Le véritable nœud du problème réside désormais dans le recouvrement des créances. À lui seul, l'État doit plus de 268 millions de dollars à EDL, soit une facture d'environ 50 millions de dollars par mois. Le Conseil des ministres a d'ailleurs demandé aux ministères et établissements publics de régulariser leurs arriérés afin d'apporter une bouffée d'oxygène financière à l'entreprise.

À ces impayés publics s'ajoutent les difficultés persistantes de recouvrement auprès des abonnés. Les sociétés privées chargées de la distribution et de la collecte des factures sont régulièrement critiquées pour leurs faibles performances. Dans certaines régions, les agents de recouvrement ne passent que tous les trois mois. La guerre entre le Hezbollah et Israël a, en outre, rendu pratiquement impossible la collecte des factures dans une partie du Liban-Sud et de la banlieue sud de Beyrouth, aggravant encore les tensions sur la trésorerie d'EDL.

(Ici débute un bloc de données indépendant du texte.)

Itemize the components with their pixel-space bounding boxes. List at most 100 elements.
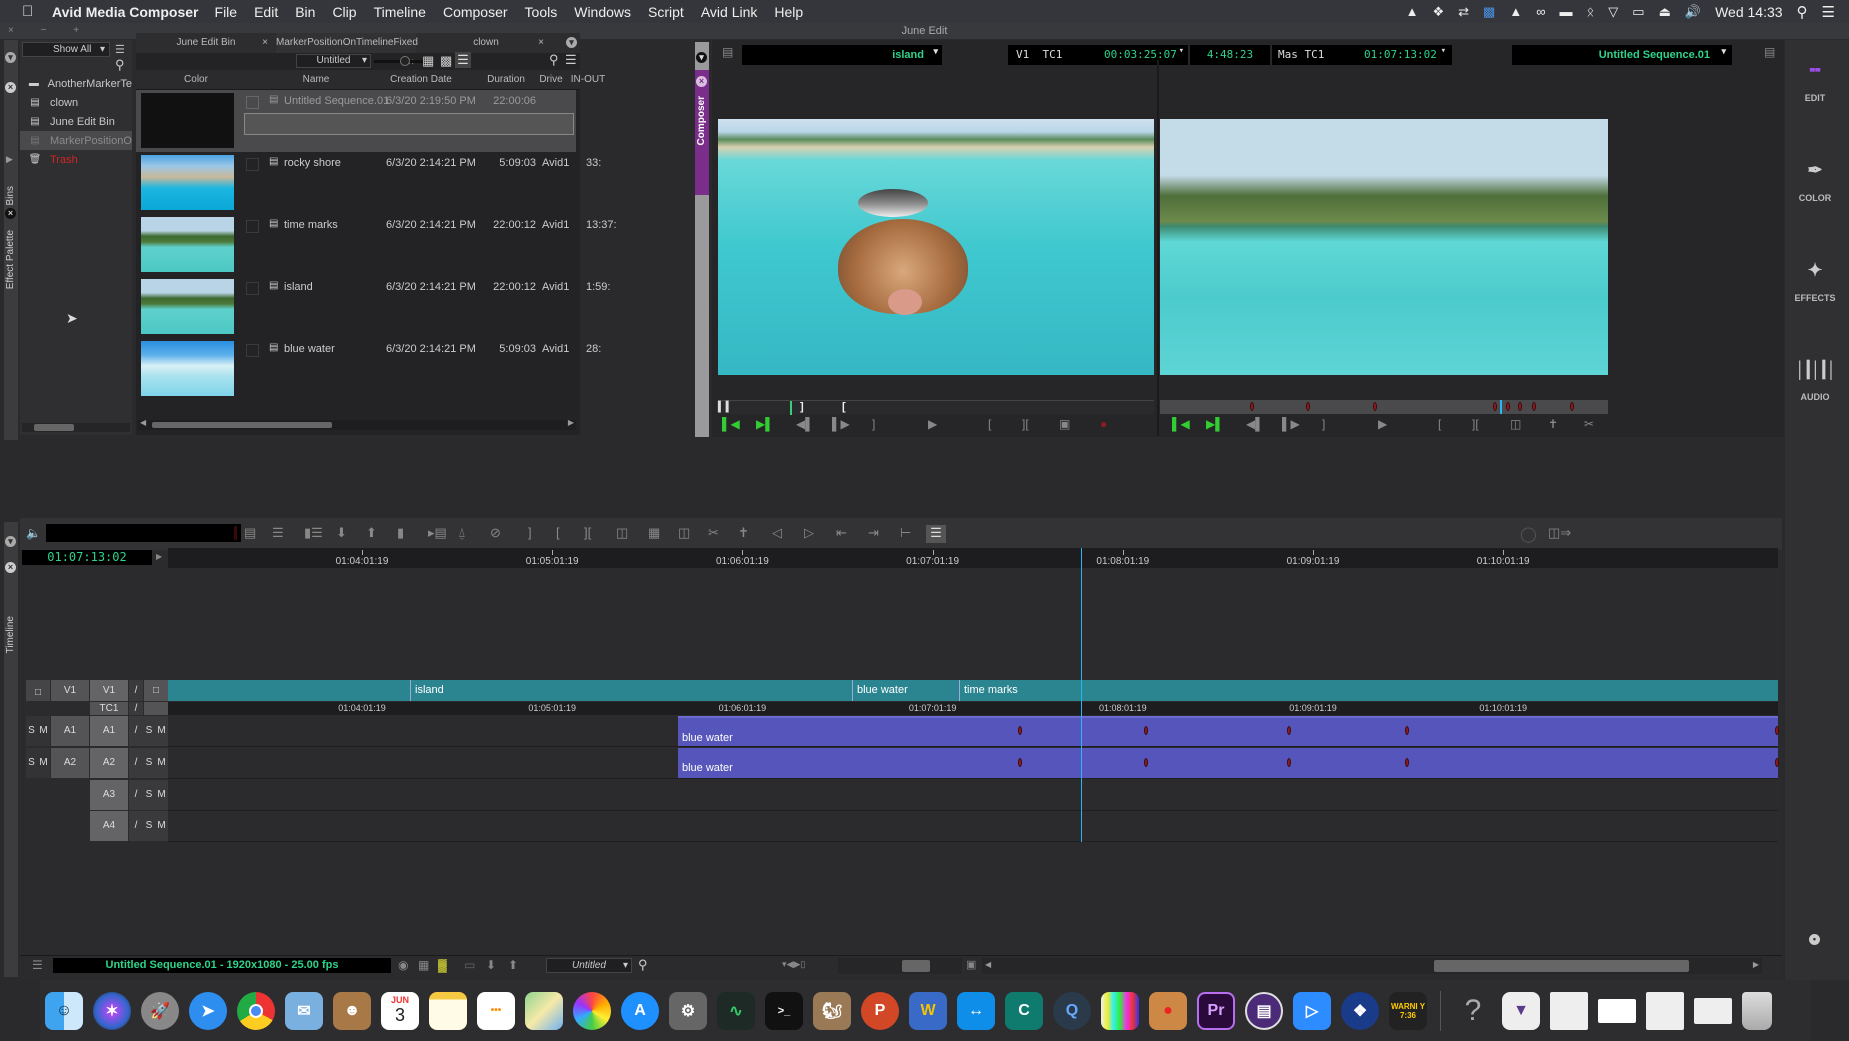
- dock-window-1[interactable]: [1550, 991, 1588, 1030]
- dock-premiere-pro[interactable]: Pr: [1197, 991, 1235, 1030]
- video-clip-blue-water[interactable]: blue water: [852, 680, 958, 701]
- timeline-marker[interactable]: [1018, 758, 1022, 767]
- record-sequence-name[interactable]: Untitled Sequence.01 ▾: [1512, 45, 1732, 65]
- dock-help[interactable]: ?: [1454, 992, 1492, 1030]
- timeline-ruler[interactable]: [168, 548, 1778, 568]
- source-track-a2[interactable]: A2: [51, 748, 89, 778]
- step-forward-button[interactable]: ▶▌: [756, 417, 774, 431]
- video-clip-island[interactable]: island: [410, 680, 850, 701]
- settings-icon[interactable]: •: [1809, 934, 1820, 945]
- v1-sync-lock[interactable]: /: [129, 680, 143, 701]
- row-checkbox[interactable]: [246, 96, 259, 109]
- marker[interactable]: [1506, 402, 1510, 411]
- record-clip-menu-icon[interactable]: ▤: [1764, 45, 1775, 59]
- source-clip-name[interactable]: island ▾: [742, 45, 942, 65]
- tab-june-edit-bin[interactable]: June Edit Bin ×: [136, 33, 276, 53]
- timeline-marker[interactable]: [1775, 726, 1779, 735]
- position-indicator[interactable]: [1081, 548, 1082, 842]
- lift-button[interactable]: ⬆: [366, 525, 377, 541]
- menu-clip[interactable]: Clip: [332, 4, 356, 20]
- source-track-a1[interactable]: A1: [51, 716, 89, 746]
- grid-button[interactable]: ▦: [648, 525, 660, 541]
- rewind-button[interactable]: ◀▌: [1246, 417, 1264, 431]
- timeline-current-tc[interactable]: 01:07:13:02: [22, 550, 152, 565]
- bin-view-select[interactable]: Untitled ▾: [296, 54, 371, 68]
- bin-item-clown[interactable]: ▤ clown: [20, 93, 132, 112]
- timeline-view-select[interactable]: Untitled ▾: [546, 958, 632, 973]
- fit-icon[interactable]: ▣: [966, 958, 976, 971]
- marker[interactable]: [1250, 402, 1254, 411]
- avid-link-icon[interactable]: ▲: [1406, 4, 1419, 19]
- dock-calendar[interactable]: JUN 3: [381, 991, 419, 1030]
- step-back-button[interactable]: ▌◀: [722, 417, 740, 431]
- dock-teamviewer[interactable]: ↔: [957, 991, 995, 1030]
- timeline-hscrollbar[interactable]: ◀ ▶: [982, 958, 1762, 974]
- close-tab-icon[interactable]: ×: [262, 33, 268, 53]
- timeline-search-icon[interactable]: ⚲: [638, 957, 648, 973]
- rename-field[interactable]: [244, 113, 574, 135]
- top-button[interactable]: ⍙: [458, 525, 466, 541]
- speaker-icon[interactable]: 🔈: [26, 526, 41, 540]
- bin-item-june-edit-bin[interactable]: ▤ June Edit Bin: [20, 112, 132, 131]
- timeline-side-tab[interactable]: ▾ × Timeline: [4, 522, 18, 977]
- bin-item-anothermarker[interactable]: ▬ AnotherMarkerTe: [20, 74, 132, 93]
- bin-row-clip[interactable]: ▤ island 6/3/20 2:14:21 PM 22:00:12 Avid…: [136, 276, 610, 338]
- menu-windows[interactable]: Windows: [574, 4, 631, 20]
- menu-timeline[interactable]: Timeline: [374, 4, 426, 20]
- dock-maps[interactable]: [525, 991, 563, 1030]
- dock-photo-booth[interactable]: ●: [1149, 991, 1187, 1030]
- source-position-bar[interactable]: ▍▍ ] [: [718, 400, 1154, 415]
- dock-quicktime[interactable]: Q: [1053, 991, 1091, 1030]
- video-quality-button[interactable]: ▮☰: [304, 525, 323, 541]
- zoom-controls[interactable]: ▾◀▶▯: [782, 959, 805, 970]
- track-solo-button[interactable]: S: [143, 716, 155, 746]
- collapse-icon[interactable]: ▾: [5, 52, 16, 63]
- composer-side-tab[interactable]: ▾ × Composer: [695, 42, 709, 437]
- workspace-effects[interactable]: ✦ EFFECTS: [1785, 260, 1845, 303]
- disclosure-triangle-icon[interactable]: ▶: [6, 154, 13, 165]
- window-controls[interactable]: × − +: [8, 23, 91, 39]
- mark-in-button[interactable]: [: [988, 417, 991, 431]
- fast-forward-button[interactable]: ▌▶: [832, 417, 850, 431]
- mark-in-button[interactable]: [: [1438, 417, 1441, 431]
- add-marker-button[interactable]: ●: [1100, 417, 1107, 431]
- mark-clip-button[interactable]: ][: [1022, 417, 1029, 431]
- clear-marks-button[interactable]: ◫: [616, 525, 628, 541]
- dock-reminders[interactable]: •••: [477, 991, 515, 1030]
- show-filter-select[interactable]: Show All ▾: [22, 42, 110, 57]
- tc-menu-icon[interactable]: ▶: [156, 552, 162, 561]
- timeline-menu-button[interactable]: ☰: [32, 958, 43, 972]
- workspace-color[interactable]: ✒ COLOR: [1785, 160, 1845, 203]
- clear-button[interactable]: ⊘: [490, 525, 501, 541]
- dock-fetch[interactable]: W: [909, 991, 947, 1030]
- settings-sliders-button[interactable]: ☰: [272, 525, 284, 541]
- mark-clip-button[interactable]: ][: [1472, 417, 1479, 431]
- dock-safari[interactable]: ➤: [189, 991, 227, 1030]
- dock-mail[interactable]: ✉: [285, 991, 323, 1030]
- eject-icon[interactable]: ⏏: [1659, 4, 1671, 20]
- mark-in-button[interactable]: [: [556, 525, 560, 540]
- marker[interactable]: [1532, 402, 1536, 411]
- lift-up-icon[interactable]: ⬆: [508, 958, 518, 972]
- sync-icon[interactable]: ⇄: [1458, 4, 1469, 20]
- timeline-marker[interactable]: [1287, 726, 1291, 735]
- timeline-marker[interactable]: [1287, 758, 1291, 767]
- timeline-marker[interactable]: [1144, 726, 1148, 735]
- clock[interactable]: Wed 14:33: [1715, 4, 1782, 20]
- record-track-a3[interactable]: A3: [90, 780, 128, 810]
- notification-center-icon[interactable]: ☰: [1822, 3, 1835, 21]
- text-view-icon[interactable]: ▦: [422, 53, 434, 69]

Pour sortir de cette impasse, les études menées conjointement par le ministère de l'Énergie, EDL et les bailleurs internationaux préconisent depuis plusieurs années un tarif variable du kilowattheure, indexé sur l'évolution des cours internationaux du pétrole, à l'image du mécanisme appliqué aux prix des carburants. Une telle formule permettrait d'ajuster automatiquement les recettes aux coûts de production et de limiter les déficits lorsque les prix du fuel flambent.
Reste que, dans le contexte économique et social actuel, le gouvernement refuse toute hausse de la facture d'électricité pour les ménages. En attendant une solution durable, les 268 millions de dollars dus par l'État à EDL apparaissent comme la source de financement la plus immédiate pour éviter une nouvelle dégradation de la production électrique et assurer l'approvisionnement en fuel jusqu'à l'automne. Autrement dit, la crise d'EDL est aujourd'hui autant une crise de recouvrement qu'une crise énergétique.